We typically allow three hours of lighter dark adaptation in the box. This not only obtains a baseline activity level, but also gives the larvae an opportunity to calm down following the pipetting and handling. Next, we close the door of our recording chamber and start recording.
In practice, we record the activity of each fish per second, but the viewpoint software in fact records the frame by frame data. Here below the screen you can see a real time trace of a single fish. In terms of pixel movement, the white line indicates that the number of pixel changes is below a set threshold and the green indicates the pixel change is above the threshold setting.
The threshold value will depend somewhat on your particular camera and light setup. For our setup, we typically use a threshold of four pixels. That is, if fewer than four pixels are changing, it is considered background.
If more than four pixels are moving, it indicates the fish is moving. We empirically determined that this cutoff detects nearly all the larval swim and turn movements. Even though the recording boxes isolate the larvae fairly well, we still turn off the light in the room and take care to minimize interruptions with mechanical noise, such as closing and opening doors in the room, having a dance party or doing our exercise routines.
After the experiment is completed, transfer the collected data into an Excel sheet or into your favorite analysis suite. This is what the data looks like. It contains the time and seconds from the start of the experiment and the activity of each larvae per second.
Here is a graph showing the activity of a single larvae over the entire duration of the experiment with several on and off responses indicated by the arrows on the graph. This graph shows the average activity of 40 fish over the entire duration of the experiment with several on and off responses as indicated by the arrows. As you can see, the on and off responses are prominent and consistent.
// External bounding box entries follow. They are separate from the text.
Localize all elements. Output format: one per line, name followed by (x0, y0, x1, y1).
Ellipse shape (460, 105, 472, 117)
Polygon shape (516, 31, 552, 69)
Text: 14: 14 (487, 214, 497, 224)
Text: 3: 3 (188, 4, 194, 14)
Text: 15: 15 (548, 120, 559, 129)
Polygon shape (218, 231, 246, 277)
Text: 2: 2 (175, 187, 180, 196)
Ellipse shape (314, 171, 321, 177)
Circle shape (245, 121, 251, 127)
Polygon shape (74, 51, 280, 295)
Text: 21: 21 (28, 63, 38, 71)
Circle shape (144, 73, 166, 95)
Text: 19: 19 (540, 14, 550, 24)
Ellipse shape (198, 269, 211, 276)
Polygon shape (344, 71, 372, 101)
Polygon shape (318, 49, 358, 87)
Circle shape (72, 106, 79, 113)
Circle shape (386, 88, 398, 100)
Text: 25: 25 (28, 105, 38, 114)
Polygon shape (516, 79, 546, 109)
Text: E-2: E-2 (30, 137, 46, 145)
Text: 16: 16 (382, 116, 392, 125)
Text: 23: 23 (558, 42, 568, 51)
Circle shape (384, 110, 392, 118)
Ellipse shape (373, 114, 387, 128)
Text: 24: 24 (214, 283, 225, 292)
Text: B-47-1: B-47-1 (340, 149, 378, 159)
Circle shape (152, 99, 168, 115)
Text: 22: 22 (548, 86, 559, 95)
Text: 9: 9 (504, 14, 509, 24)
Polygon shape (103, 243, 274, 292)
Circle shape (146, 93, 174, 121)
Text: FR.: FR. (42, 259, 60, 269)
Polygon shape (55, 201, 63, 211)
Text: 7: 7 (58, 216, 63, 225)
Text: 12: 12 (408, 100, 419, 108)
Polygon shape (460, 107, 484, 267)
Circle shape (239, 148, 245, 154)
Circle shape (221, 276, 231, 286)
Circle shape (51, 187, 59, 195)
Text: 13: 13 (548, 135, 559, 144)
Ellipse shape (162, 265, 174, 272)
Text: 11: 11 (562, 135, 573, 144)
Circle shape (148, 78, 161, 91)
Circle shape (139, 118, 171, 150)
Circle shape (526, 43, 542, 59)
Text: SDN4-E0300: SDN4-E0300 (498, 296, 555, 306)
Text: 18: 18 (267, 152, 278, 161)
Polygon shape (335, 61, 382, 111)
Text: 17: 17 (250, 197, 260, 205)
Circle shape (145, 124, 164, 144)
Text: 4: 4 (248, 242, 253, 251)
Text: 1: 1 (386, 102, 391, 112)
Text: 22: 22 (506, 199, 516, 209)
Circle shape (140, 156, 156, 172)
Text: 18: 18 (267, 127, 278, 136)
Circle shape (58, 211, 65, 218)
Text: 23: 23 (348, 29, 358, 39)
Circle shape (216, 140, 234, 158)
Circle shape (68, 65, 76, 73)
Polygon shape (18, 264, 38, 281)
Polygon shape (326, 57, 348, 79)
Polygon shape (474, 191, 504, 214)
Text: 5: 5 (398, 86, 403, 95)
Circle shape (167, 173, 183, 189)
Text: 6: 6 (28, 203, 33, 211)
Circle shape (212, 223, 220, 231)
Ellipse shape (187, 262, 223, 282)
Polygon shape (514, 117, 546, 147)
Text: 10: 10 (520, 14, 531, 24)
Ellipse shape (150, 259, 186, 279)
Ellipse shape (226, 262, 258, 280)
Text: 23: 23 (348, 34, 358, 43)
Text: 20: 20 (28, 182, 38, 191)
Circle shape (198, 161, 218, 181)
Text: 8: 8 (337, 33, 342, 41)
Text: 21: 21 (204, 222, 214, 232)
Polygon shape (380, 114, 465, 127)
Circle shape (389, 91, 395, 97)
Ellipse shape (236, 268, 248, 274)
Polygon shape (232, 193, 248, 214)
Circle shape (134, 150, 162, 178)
This visual motor response experiment can also be performed on mutant fish. For these studies, we typically plate wild type fish and mutant fish on the same plate in a checkerboard outline for optimal control purposes. When using mutant fish on the same plate as wild type fish, make sure that you write down what type of fish was plated in each.Well.
Here is a suggestion on how to keep track of the fish plated in each.Well. Here are visual motor response results, which compare wild type and mutant larvae. Again, we see the prominent and consistent on and off responses from wild type larvae.
However, the chalk mutant larvae, which lack eye development, do not significantly increase their activity to either light increments or decrements and have a low baseline level of activity. These results compare wild type responses with the NO OKR mutants, also called NRC mutants. The NRC mutant was thought to be completely blind based on the OKR test.
Using the VMR test, we demonstrate that the NRC mutant has a normal off response and delayed and sluggish on response. Thus, the NRC mutant is not completely blind as had been previously thought. We've just shown you the visual motor response of zebrafish labate to light increments and decrements.
When doing this procedure. It's important to remember to do the experiment during the day as fish are more active and responsive to light intensity changes during the day versus during the night. So that's it.
Thank you for watching and good luck with your experiments.